Longtemps désiré, attendu, espéré, le Predator est enfin de retour. Et on espérait que dans son sillage, il n’oublierait pas ses lettres de noblesse cette fois. Une telle espérance tenait en un nom : Shane Black. Scénariste de génie, réalisateur capable et présent en tant qu’acteur dans le film culte de McTiernan. Oui, The Predator partait très bien. Trop bien. Et il laisse au final bien des plumes sur la ligne d’arrivée.

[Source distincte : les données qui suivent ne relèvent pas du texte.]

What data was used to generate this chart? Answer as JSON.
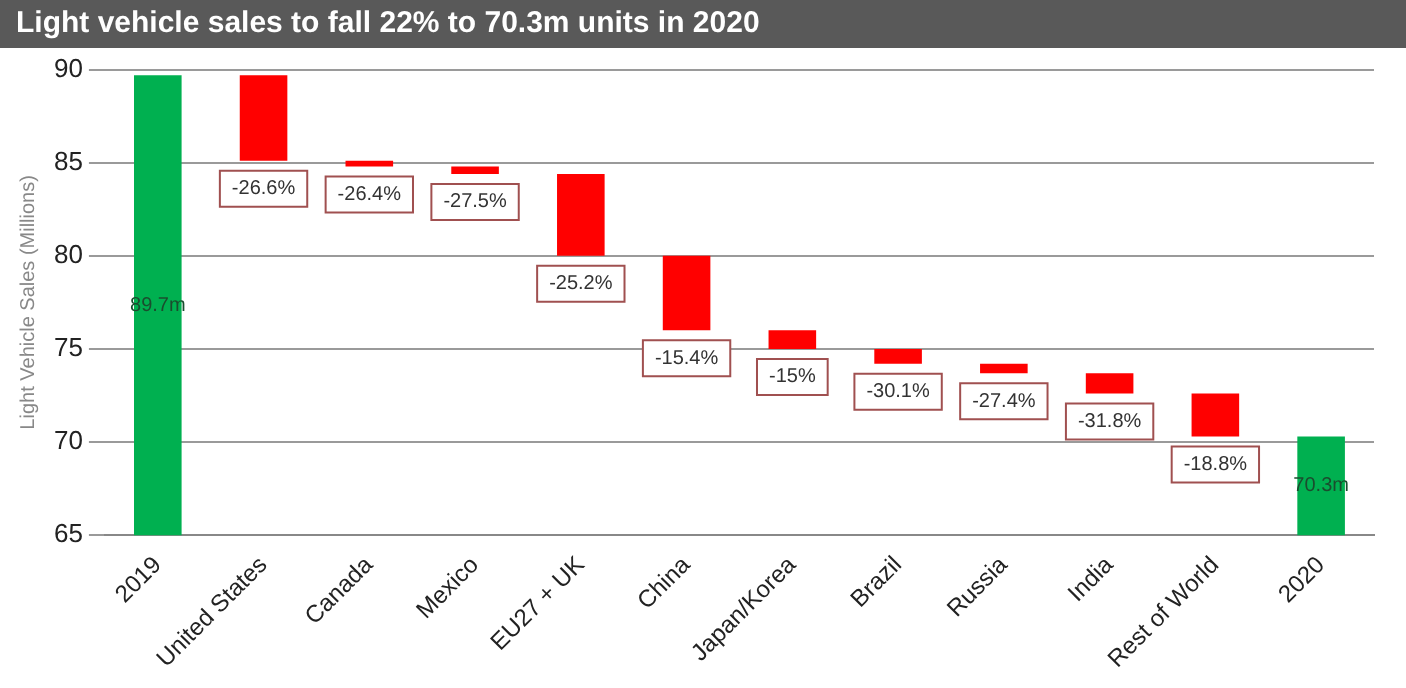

Beaucoup diront que c’était une très mauvaise idée. Qu’après avoir saccagé cette bestiole sacrée de la SF dans les Aliens vs Predator ou Predators, Hollywood ne devait plus toucher au fameux chasseur à dreadlocks. Ces derniers temps, faute d’originalité, Hollywood surfe sur ces succès d’antan, les remettant au goût du jour pour (surtout) le pire et (vainement) le meilleur. Ridley Scott a lui-même suicidé son Alien dans Covenant, Genysis a ridiculisé plus que jamais le Terminator, les dinosaures de Jurassic World font pâle figure… Les mythes revivent, se suivent et s’effondrent. En matière de suite de classique inattendue, seul le Blade Runner 2049 de Denis Villeneuve n’a pas à rougir de son aîné. Sans doute plus bafoué que la plupart, le Predator se devait de revenir et de ne pas décevoir (à nouveau). Si l’idée d’un énième revival fait toujours frissonné les fans à juste titre, l’association Shane Black + R-Rated promise par le studio promettait cette fois un retour à la hauteur des attentes.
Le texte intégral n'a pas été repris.